AHA: High-deductible, Short-term Health Plans To Blame for Medical Debt

AHA: High-deductible, Short-term Health Plans To Blame for Medical Debt


After a recent Urban Institute report found that most people with past-due medical debt owe money to hospitals, the American Hospital Association (AHA) turned the blame elsewhere: short-term limited duration health plans and high-deductible health plans.

Of the more than 15% of American adults who have past-due medical debt, about 73% owe some or all of the money to hospitals, according to the Urban Institute’s report, published last week. It also found that adults with disabilities are more likely than adults without disabilities to have past-due medical debt, and that Black and Latino adults are more likely to have past-due medical debt than White adults.

The report “highlights the issue of medical debt but fails to examine two of the chief driving forces of this debt: inadequate enrollment in comprehensive health care coverage and high-deductible health plans that intentionally push more costs onto patients,” wrote Molly Smith, group vice president for public policy at AHA, in a Monday blog post.

Short-term limited duration health plans and health sharing ministries frequently “appeal” to consumers due to reduced cost, Smith said.
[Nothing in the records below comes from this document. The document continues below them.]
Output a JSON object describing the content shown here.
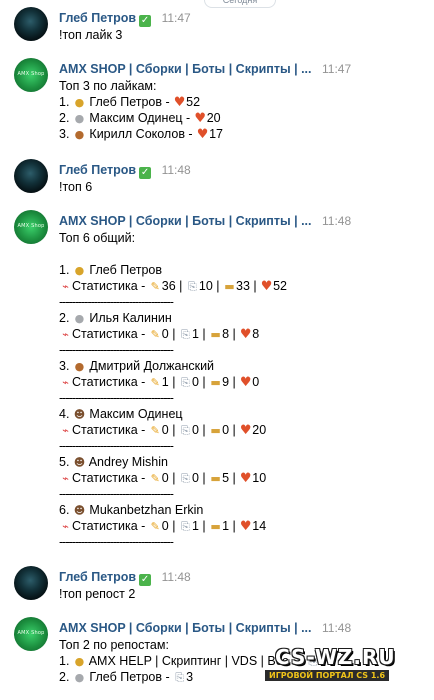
{
  "date_pill": "Сегодня",
  "messages": [
    {
      "author": "Глеб Петров",
      "time": "11:47",
      "lines": [
        "!топ лайк 3"
      ]
    },
    {
      "author": "AMX SHOP | Сборки | Боты | Скрипты | ...",
      "time": "11:47",
      "title": "Топ 3 по лайкам:",
      "items": [
        {
          "num": "1.",
          "name": "Глеб Петров -",
          "value": "52"
        },
        {
          "num": "2.",
          "name": "Максим Одинец -",
          "value": "20"
        },
        {
          "num": "3.",
          "name": "Кирилл Соколов -",
          "value": "17"
        }
      ]
    },
    {
      "author": "Глеб Петров",
      "time": "11:48",
      "lines": [
        "!топ 6"
      ]
    },
    {
      "author": "AMX SHOP | Сборки | Боты | Скрипты | ...",
      "time": "11:48",
      "title": "Топ 6 общий:",
      "stat_label": "Статистика -",
      "entries": [
        {
          "num": "1.",
          "name": "Глеб Петров",
          "stats": [
            "36",
            "10",
            "33",
            "52"
          ]
        },
        {
          "num": "2.",
          "name": "Илья Калинин",
          "stats": [
            "0",
            "1",
            "8",
            "8"
          ]
        },
        {
          "num": "3.",
          "name": "Дмитрий Должанский",
          "stats": [
            "1",
            "0",
            "9",
            "0"
          ]
        },
        {
          "num": "4.",
          "name": "Максим Одинец",
          "stats": [
            "0",
            "0",
            "0",
            "20"
          ]
        },
        {
          "num": "5.",
          "name": "Andrey Mishin",
          "stats": [
            "0",
            "0",
            "5",
            "10"
          ]
        },
        {
          "num": "6.",
          "name": "Mukanbetzhan Erkin",
          "stats": [
            "0",
            "1",
            "1",
            "14"
          ]
        }
      ],
      "separator": "------------------------------------"
    },
    {
      "author": "Глеб Петров",
      "time": "11:48",
      "lines": [
        "!топ репост 2"
      ]
    },
    {
      "author": "AMX SHOP | Сборки | Боты | Скрипты | ...",
      "time": "11:48",
      "title": "Топ 2 по репостам:",
      "items": [
        {
          "num": "1.",
          "name": "AMX HELP | Скриптинг | VDS | Все ...",
          "value": "3"
        },
        {
          "num": "2.",
          "name": "Глеб Петров -",
          "value": "3"
        }
      ]
    }
  ],
  "avatar_text": "AMX Shop",
  "verified_icon": "check",
  "watermark": {
    "main": "CS-WZ.RU",
    "sub": "ИГРОВОЙ ПОРТАЛ CS 1.6"
  }
}
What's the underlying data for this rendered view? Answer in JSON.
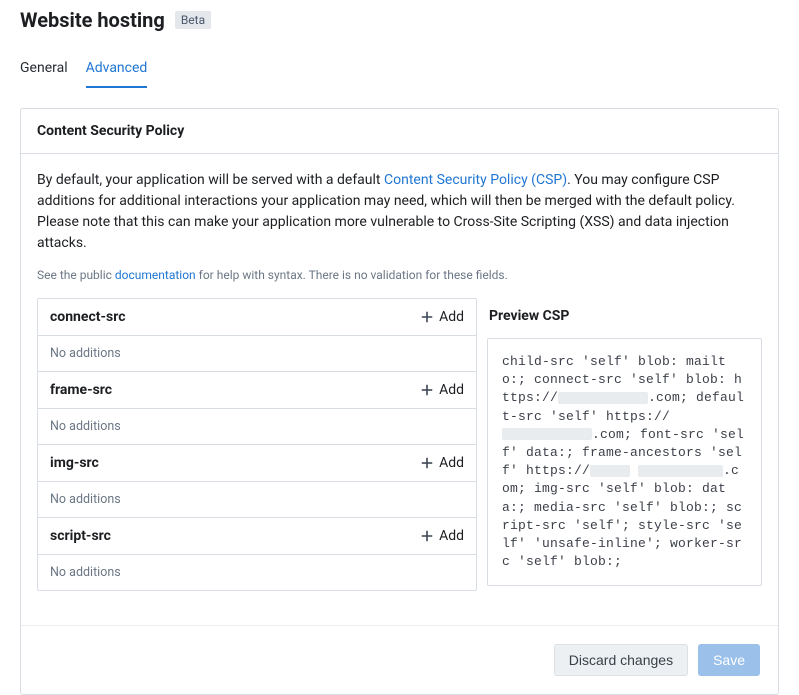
{
  "page": {
    "title": "Website hosting",
    "badge": "Beta"
  },
  "tabs": {
    "general": "General",
    "advanced": "Advanced"
  },
  "csp": {
    "header": "Content Security Policy",
    "desc_pre": "By default, your application will be served with a default ",
    "desc_link": "Content Security Policy (CSP)",
    "desc_post": ". You may configure CSP additions for additional interactions your application may need, which will then be merged with the default policy. Please note that this can make your application more vulnerable to Cross-Site Scripting (XSS) and data injection attacks.",
    "sub_pre": "See the public ",
    "sub_link": "documentation",
    "sub_post": " for help with syntax. There is no validation for these fields.",
    "directives": [
      {
        "name": "connect-src",
        "status": "No additions"
      },
      {
        "name": "frame-src",
        "status": "No additions"
      },
      {
        "name": "img-src",
        "status": "No additions"
      },
      {
        "name": "script-src",
        "status": "No additions"
      }
    ],
    "add_label": "Add",
    "preview_title": "Preview CSP",
    "preview": {
      "p1": "child-src 'self' blob: mailto:; connect-src 'self' blob: https://",
      "p2": ".com; default-src 'self' https://",
      "p3": ".com; font-src 'self' data:; frame-ancestors 'self' https://",
      "p4": ".com; img-src 'self' blob: data:; media-src 'self' blob:; script-src 'self'; style-src 'self' 'unsafe-inline'; worker-src 'self' blob:;"
    }
  },
  "footer": {
    "discard": "Discard changes",
    "save": "Save"
  }
}
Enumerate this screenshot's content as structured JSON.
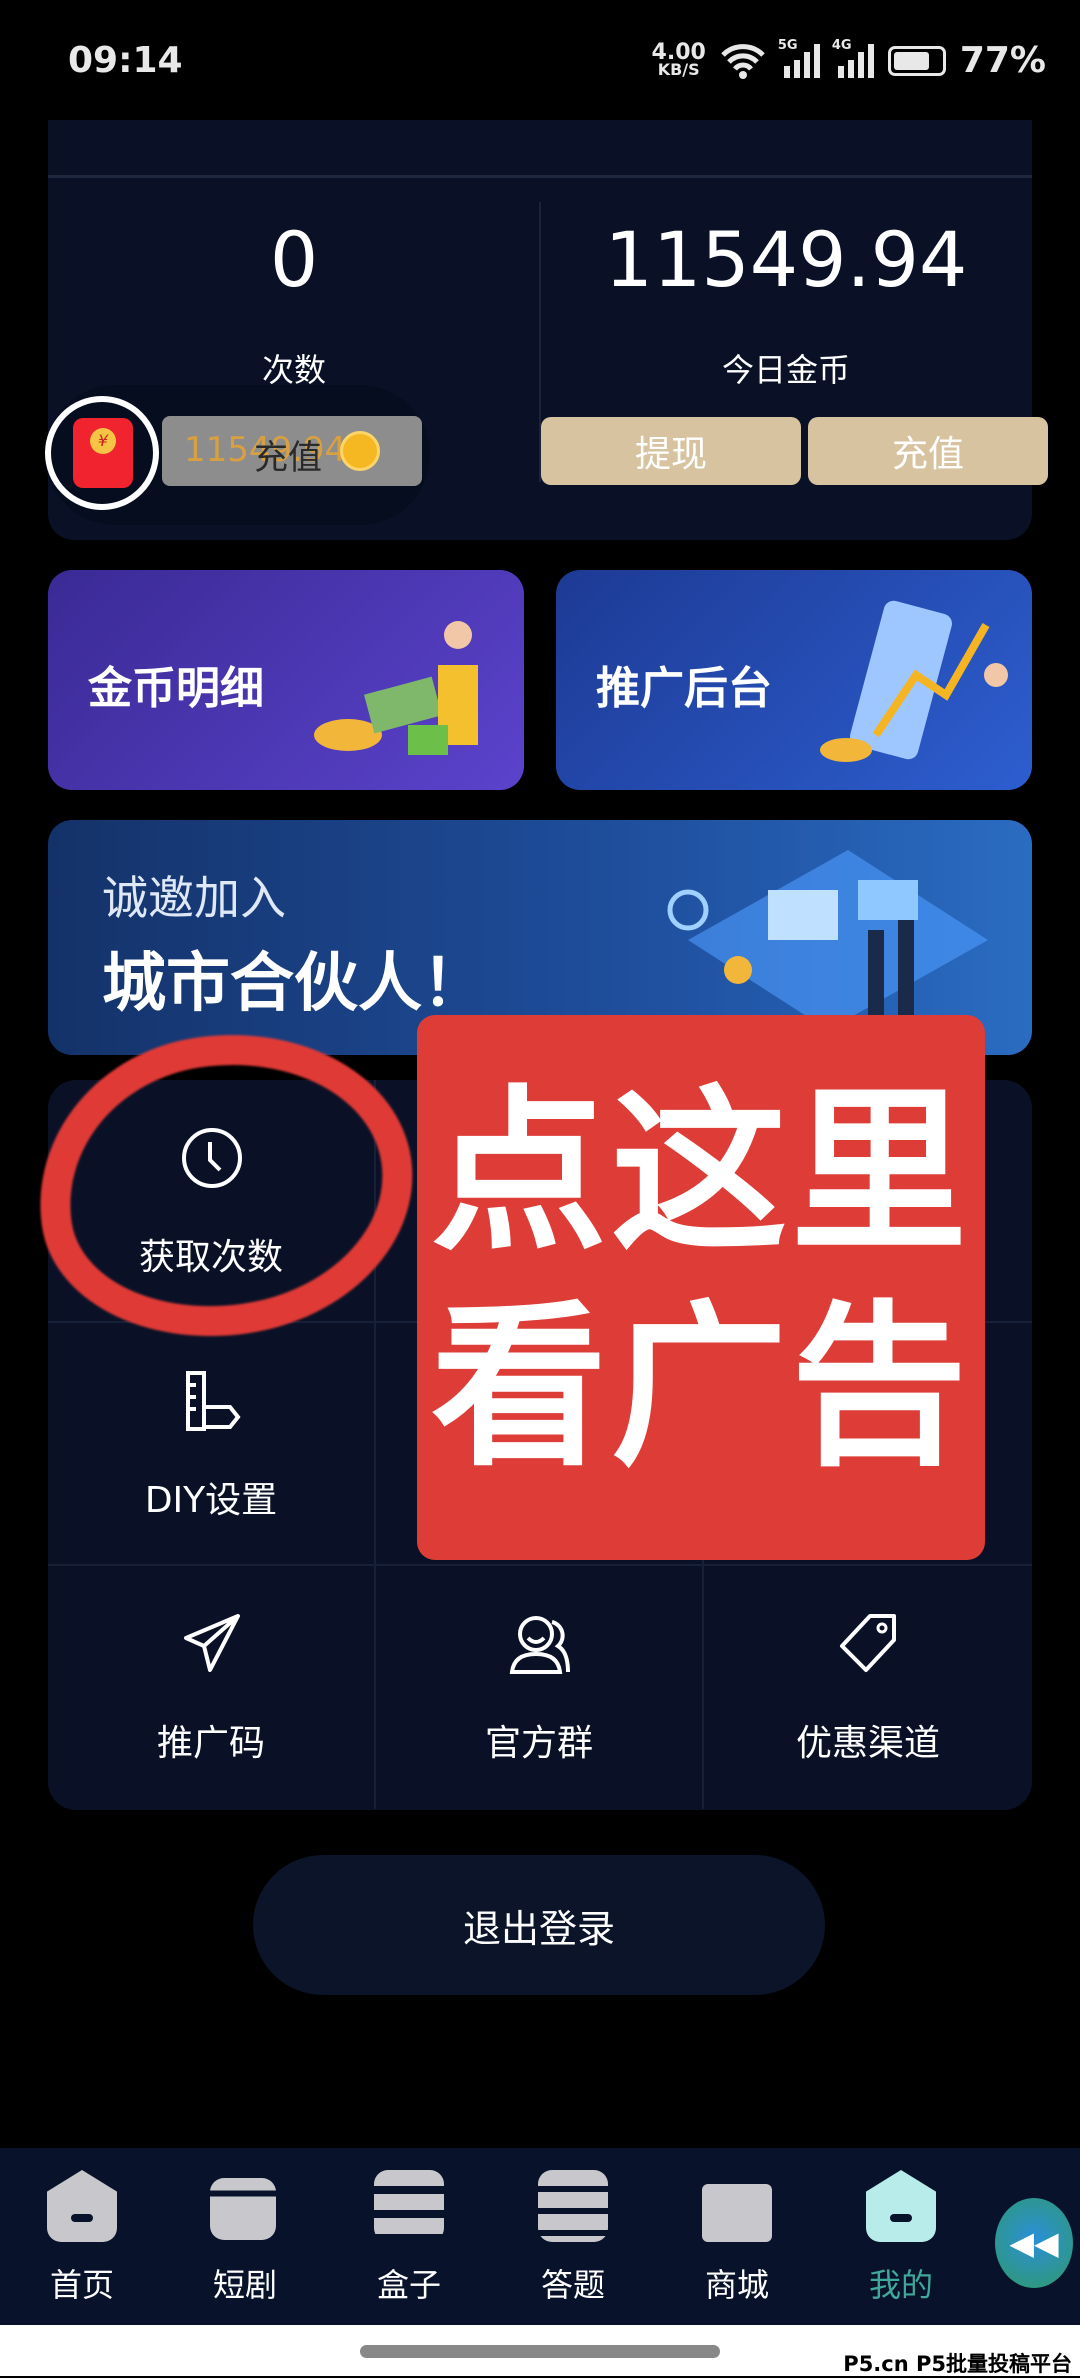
{
  "status_bar": {
    "time": "09:14",
    "net_speed": "4.00",
    "net_unit": "KB/S",
    "sig1": "5G",
    "sig2": "4G",
    "battery": "77%"
  },
  "stats": {
    "count_value": "0",
    "count_label": "次数",
    "coins_value": "11549.94",
    "coins_label": "今日金币",
    "withdraw": "提现",
    "recharge": "充值"
  },
  "floating": {
    "amount": "11549.94",
    "label": "充值"
  },
  "tiles": [
    {
      "label": "金币明细"
    },
    {
      "label": "推广后台"
    }
  ],
  "banner": {
    "line1": "诚邀加入",
    "line2": "城市合伙人！"
  },
  "grid": [
    {
      "label": "获取次数",
      "icon": "clock-icon"
    },
    {
      "label": "DIY设置",
      "icon": "ruler-pencil-icon"
    },
    {
      "label": "推广码",
      "icon": "paper-plane-icon"
    },
    {
      "label": "官方群",
      "icon": "group-icon"
    },
    {
      "label": "优惠渠道",
      "icon": "tag-icon"
    }
  ],
  "overlay": {
    "line1": "点这里",
    "line2": "看广告",
    "color": "#de3d37"
  },
  "logout": "退出登录",
  "nav": [
    {
      "label": "首页"
    },
    {
      "label": "短剧"
    },
    {
      "label": "盒子"
    },
    {
      "label": "答题"
    },
    {
      "label": "商城"
    },
    {
      "label": "我的",
      "active": true
    }
  ],
  "active_color": "#3fa89a",
  "watermark": "P5.cn P5批量投稿平台"
}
“The reason they are cheaper is because when you read the fine print you discover they cover fewer benefits and include few-to-no consumer protections, like required coverage of pre-existing conditions and limits on out-of-pocket costs,” Smith declared. “Subscribers for these types of plans often find themselves responsible for their entire medical bill without any help from their health plan and can accumulate significant medical debt.”

High-deductible health plans have similar problems, Smith added.

“These plans are specifically designed to increase patients’ financial exposure through high cost-sharing – the amount the subscriber must pay out-of-pocket. Yet, many individuals enrolled in these plans find they can’t manage the gap between what their insurance pays and what they themselves owe as a result,” she said. “It’s not a mystery why high-deductible health plans contribute to medical debt.”

Ending “deceptively inadequate health plans” is needed due to current and upcoming gaps with coverage, Smith said. This includes the fact that some states have not expanded Medicaid, and that up to 18 million people could lose coverage once Medicaid redeterminations resume April 1 after being on hold for three years.

Smith listed several possible solutions to combat medical debt. These solutions include only selling high-deductible health plans to those who have proven that they have the means to afford the cost-sharing, and lowering maximum out-of-pocket cost-sharing limits.

“Hospitals and other providers do not determine how much insured patients owe for their care. Instead, that amount is set by the health plan,” Smith declared. “While every hospital has a financial assistance policy to help those most in need, they can only help so much and so many. And no matter how generous, hospital financial assistance will never be a substitute for a health plan that covers preventive and necessary care at an affordable price on the front and back end of coverage.”

America’s Health Insurance Plans (AHIP) did not immediately return a request for comment.